Pioneer Of Modern Day MMA Mirko Filipovic Calls It a Career

Leon Horne@@Leon_HorneAnalyst ISeptember 22, 2009

MANCHESTER, UNITED KINGDOM - APRIL 21: A pensive Mirko Cro Cop of Croatia walks to the octagon before fighting Gabriel Gonzaga of USA in a Heavyweight bout of the Ultimate Fighting Championship at the Manchester Evening News Arena on April 21, 2007 in Manchester, England. (Photo by Gary M. Prior/Getty Images)

That's it, folks. After losing via verbal submission to Junior Dos Santos, Mirko "Cro Cop" Filipovic has put his fighting days behind him. 

Mirko looked scared to engage on Saturday night at UFC 103, his pattented devastating head kicks weren't there, and he seemed to be in survival mode for a good portion of the fight.

Cro Cop did land some nice hard lefts on Dos Santos, but they didn't phase the younger, stronger fighter.

On the other hand, Cro Cop ate knees and punches that resulted in him not being able to see properly. Those vision problems were what ultimately halted the fight in the third round. 


"Obviously, I can't break my mental block in the Octagon," Filipovic said. "I have twenty years of training like a spartan behind me. It has caught up with me. My body is broken down. I've been worn out."

He no longer has the drive anymore and he felt it in his fight with Dos Santos. Not only that, but he could feel that Dos Santos' drive was very likely stronger then his.

He admitted that the fight was not worthy of the fans' hard-earned money.

Unfortunately for Cro Cop he never really got a handle of the UFC octagon and bows out of the UFC with a dismal 2-3 record.

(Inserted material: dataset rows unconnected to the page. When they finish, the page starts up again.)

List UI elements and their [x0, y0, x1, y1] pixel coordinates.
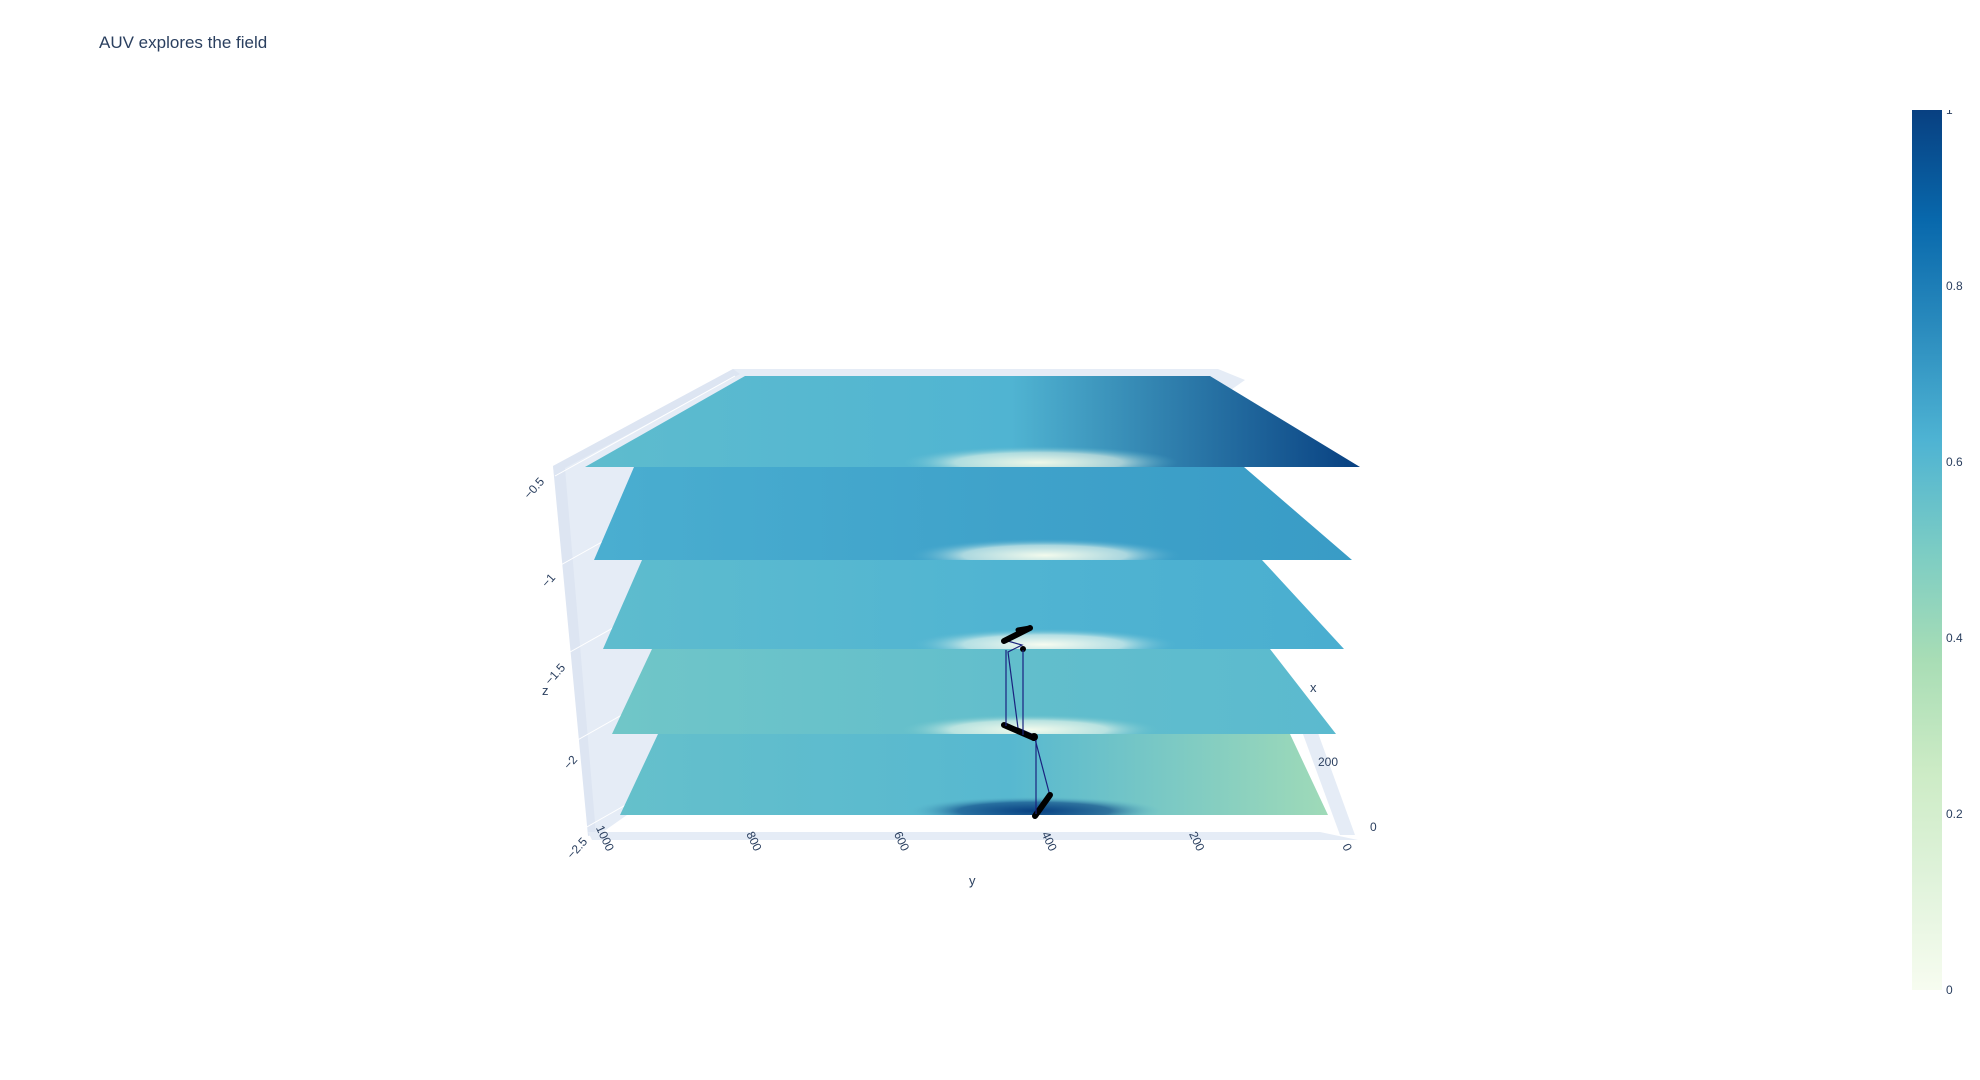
- auv-path: [1001, 625, 1053, 819]
- auv-point: [1030, 733, 1038, 741]
- auv-segment: [1032, 792, 1053, 819]
- surface-hotspot: [620, 734, 1328, 815]
- auv-segment: [1015, 625, 1033, 633]
- z-tick-label: −2.5: [564, 834, 590, 861]
- surface-layers: [585, 376, 1360, 815]
- x-tick-label: 200: [1318, 755, 1338, 769]
- y-axis-label: y: [969, 873, 976, 888]
- colorbar: 0 0.2 0.4 0.6 0.8 1: [1912, 110, 1963, 997]
- x-axis-label: x: [1310, 680, 1317, 695]
- auv-segment: [1001, 722, 1037, 741]
- x-axis: 0 200 x: [1310, 680, 1377, 834]
- colorbar-tick-label: 0.2: [1946, 807, 1963, 821]
- surface-hotspot: [585, 376, 1360, 467]
- colorbar-gradient: [1912, 110, 1942, 990]
- z-tick-label: −1: [539, 570, 559, 590]
- x-tick-label: 0: [1370, 820, 1377, 834]
- grid-line: [554, 375, 736, 477]
- colorbar-tick-label: 0.4: [1946, 631, 1963, 645]
- colorbar-tick-label: 1: [1946, 110, 1953, 117]
- colorbar-tick-label: 0.6: [1946, 455, 1963, 469]
- y-tick-label: 0: [1339, 841, 1355, 853]
- right-floor: [1300, 722, 1355, 835]
- auv-point: [1020, 646, 1026, 652]
- chart-title: AUV explores the field: [99, 33, 268, 52]
- z-tick-label: −2: [561, 752, 581, 772]
- surface-hotspot: [594, 467, 1352, 560]
- surface-plot-scene[interactable]: −0.5−1−1.5−2−2.5z 1000 800 600 400 200 0y 020…: [0, 0, 1900, 1080]
- surface-hotspot: [603, 560, 1344, 649]
- z-tick-label: −0.5: [521, 474, 547, 501]
- colorbar-tick-label: 0: [1946, 983, 1953, 997]
- z-axis-label: z: [542, 683, 549, 698]
- colorbar-ticks: 0 0.2 0.4 0.6 0.8 1: [1946, 110, 1963, 997]
- floor-edge: [588, 832, 1358, 840]
- colorbar-tick-label: 0.8: [1946, 279, 1963, 293]
- surface-hotspot: [612, 649, 1336, 734]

Alas, let's not dwell on what happened in the UFC. Mirko Cro Cop finished his career with a 25-7-2 professional record and 19 wins by knockout. He has a highlight reel against top fighters that other fighters must envy.

Holding vicious knockouts and victories over fighters like Wanderlei Silva, Aleksander Emelianenko, Mark Coleman, Heath Herring, Josh Barnett (twice), and Kevin Randleman is certainly nothing to scoff at.

He also brought Fedor Emelianenko one of his toughest tests to date in a three round war that went the distance—something that happens rarely against Emelianenko.

In addition to his exploits in mixed martial arts, Cro Cop has been an active member of parliament for his native country Croatia, works on the Croatian Anti-Terrorist Squad, has made a foray into the film industry, played soccer professionally, and last but not least is a loving father and husband.

Retirement is never an easy thing for an athlete. Doubts are voiced, questions are raised.

But at the end of the line, Cro Cop had a hall of fame career in the sport and it is nice to see that he values his health more then his desire to keep fighting.